Another question people ask is if the ‘Valley of the Shades of Death’ is real.
I should hope so, as I am sitting in the valley as I type. I suppose if we discovered the valley today, we would shorten its name with a clever acronym, like ‘VOSD’, or some such thing that would be easy to text. But the valley was here long before text messaging, and the name was shortened to something else you might have heard.
“How much of The Ghosts of Ross Bridge is real?” is the most troublesome question I am asked. The problem is that folks rarely accept my answers without proof, but providing proof is a more difficult undertaking than one would think.
Take, for example, the popular spot on Shades Mountain known as Lover’s Leap–previously known as Sunset Rock. One fellow demanded an explanation from me as to why the name was changed.
I was unaware that penning a book came with the responsibility of proving the glaringly evident to every sourpuss in the county. It seems to me that anyone with common sense could figure out the name changed after a heartbroken woman jumped off the rock.
I’ve finally come to the conclusion that some people like to argue, and no matter how I answer they will retort with more questions. Like: “What is real?”, “Why is anything called anything?”, “Were you a butterfly dreaming you’re a person, or a person dreaming you’re a butterfly”, “Why is there something instead of nothing?”, and “Where does it all come from?”
It’s a wonder people can get anything done for all the debating going on.
Now I understand why lengthy legal disclaimers are at the bottom of every advertisement.

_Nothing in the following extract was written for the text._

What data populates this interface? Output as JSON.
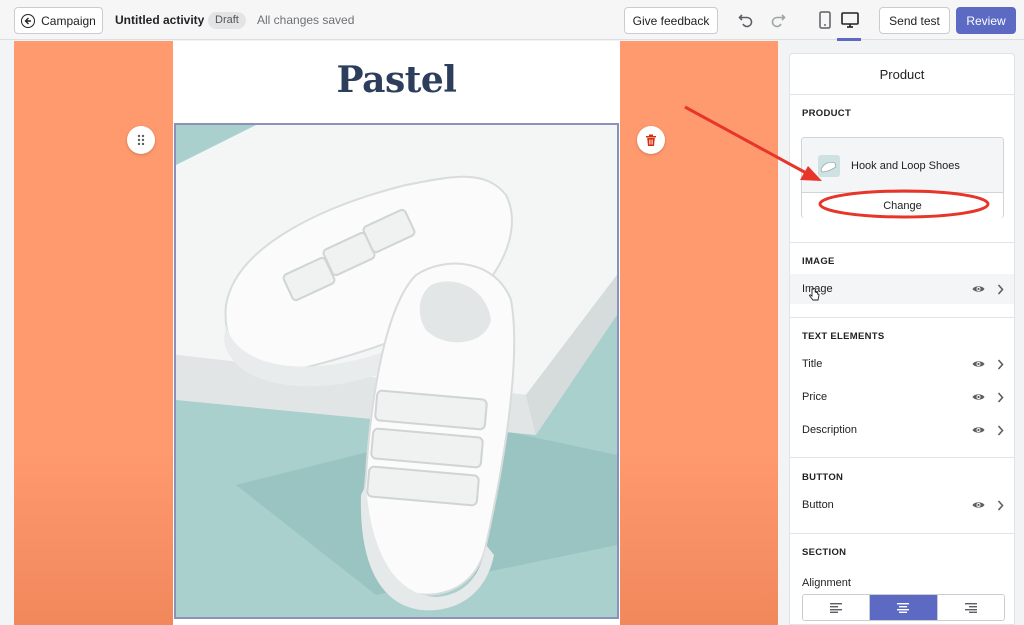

Heaven forbid I find myself in court, with some prosecuting attorney demanding proof of the historical contents in this book. It would be impossible to deliver since the Yankees burned virtually everything around here that isn’t made of stone. I could be left debating ‘what is real’ with a sourpuss attorney, and that doesn’t sound like much fun at all.
I don’t want that kind of responsibility. Therefore, I now proclaim that this book is fiction, and any attempts to make more than that will be at your own risk. Real people’s names are in the book, but no claims are made that these characters accurately represent their real-life counterparts, particularly with the surnames Ross, Spencer, Brock, and Coward.

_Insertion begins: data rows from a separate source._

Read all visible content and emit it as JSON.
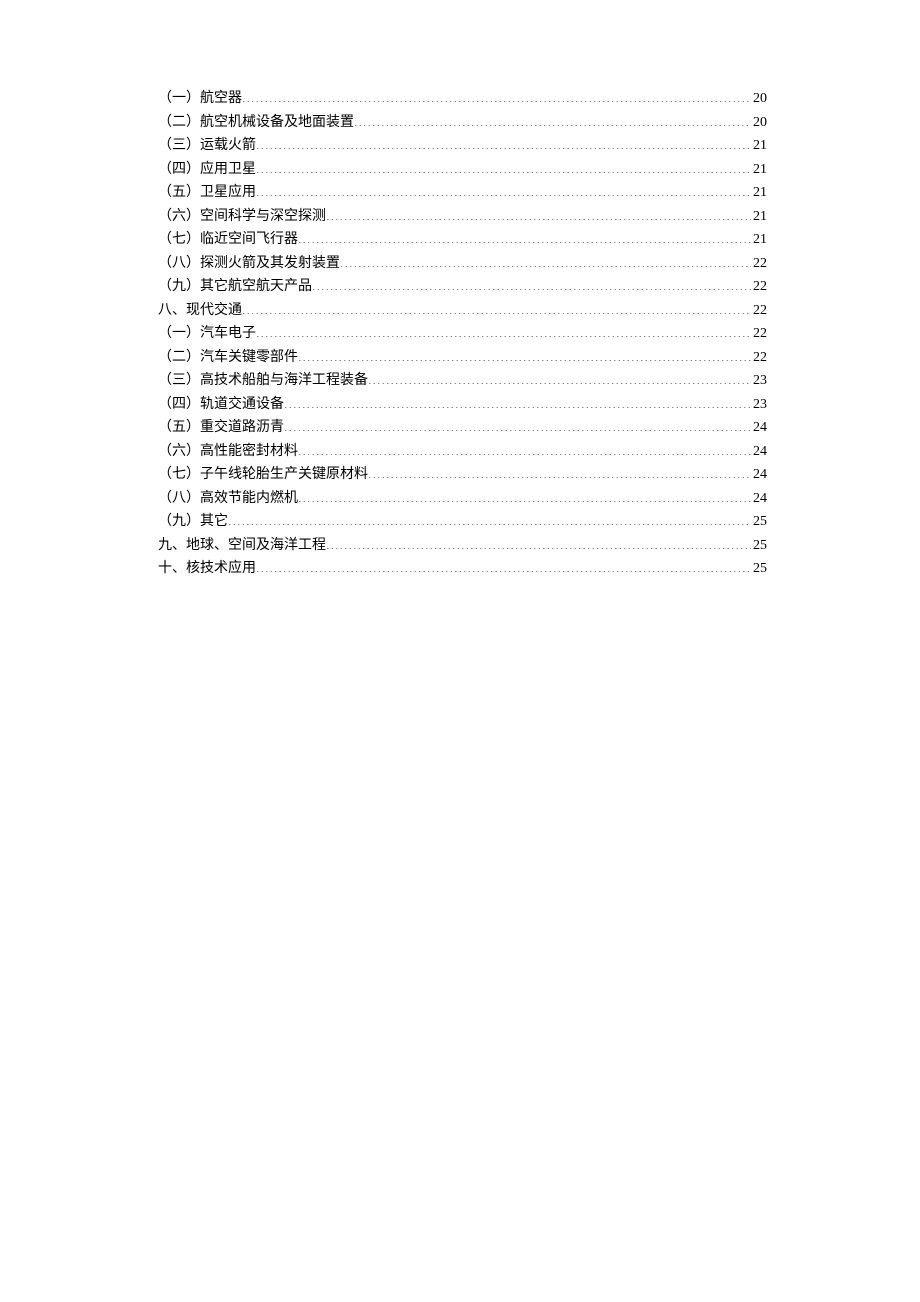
{
  "toc": {
    "entries": [
      {
        "label": "（一）航空器",
        "page": "20"
      },
      {
        "label": "（二）航空机械设备及地面装置",
        "page": "20"
      },
      {
        "label": "（三）运载火箭",
        "page": "21"
      },
      {
        "label": "（四）应用卫星",
        "page": "21"
      },
      {
        "label": "（五）卫星应用",
        "page": "21"
      },
      {
        "label": "（六）空间科学与深空探测",
        "page": "21"
      },
      {
        "label": "（七）临近空间飞行器",
        "page": "21"
      },
      {
        "label": "（八）探测火箭及其发射装置",
        "page": "22"
      },
      {
        "label": "（九）其它航空航天产品",
        "page": "22"
      },
      {
        "label": "八、现代交通",
        "page": "22"
      },
      {
        "label": "（一）汽车电子",
        "page": "22"
      },
      {
        "label": "（二）汽车关键零部件",
        "page": "22"
      },
      {
        "label": "（三）高技术船舶与海洋工程装备",
        "page": "23"
      },
      {
        "label": "（四）轨道交通设备",
        "page": "23"
      },
      {
        "label": "（五）重交道路沥青",
        "page": "24"
      },
      {
        "label": "（六）高性能密封材料",
        "page": "24"
      },
      {
        "label": "（七）子午线轮胎生产关键原材料",
        "page": "24"
      },
      {
        "label": "（八）高效节能内燃机",
        "page": "24"
      },
      {
        "label": "（九）其它",
        "page": "25"
      },
      {
        "label": "九、地球、空间及海洋工程",
        "page": "25"
      },
      {
        "label": "十、核技术应用",
        "page": "25"
      }
    ]
  }
}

The sourpusses are asking the wrong questions, anyway. They should be asking: “Why did a family suddenly pick up and move to Nebraska?”, or “Why do the lights in the pedestrian tunnel turn on and off by themselves?”, or “What are the flocks of blackbirds following?” It seems to me these are of more immediate concern than dreaming butterflies.
If this book captures your imagination so that you wish to learn more about our history, then I shall be deeply flattered, and consider this book a success.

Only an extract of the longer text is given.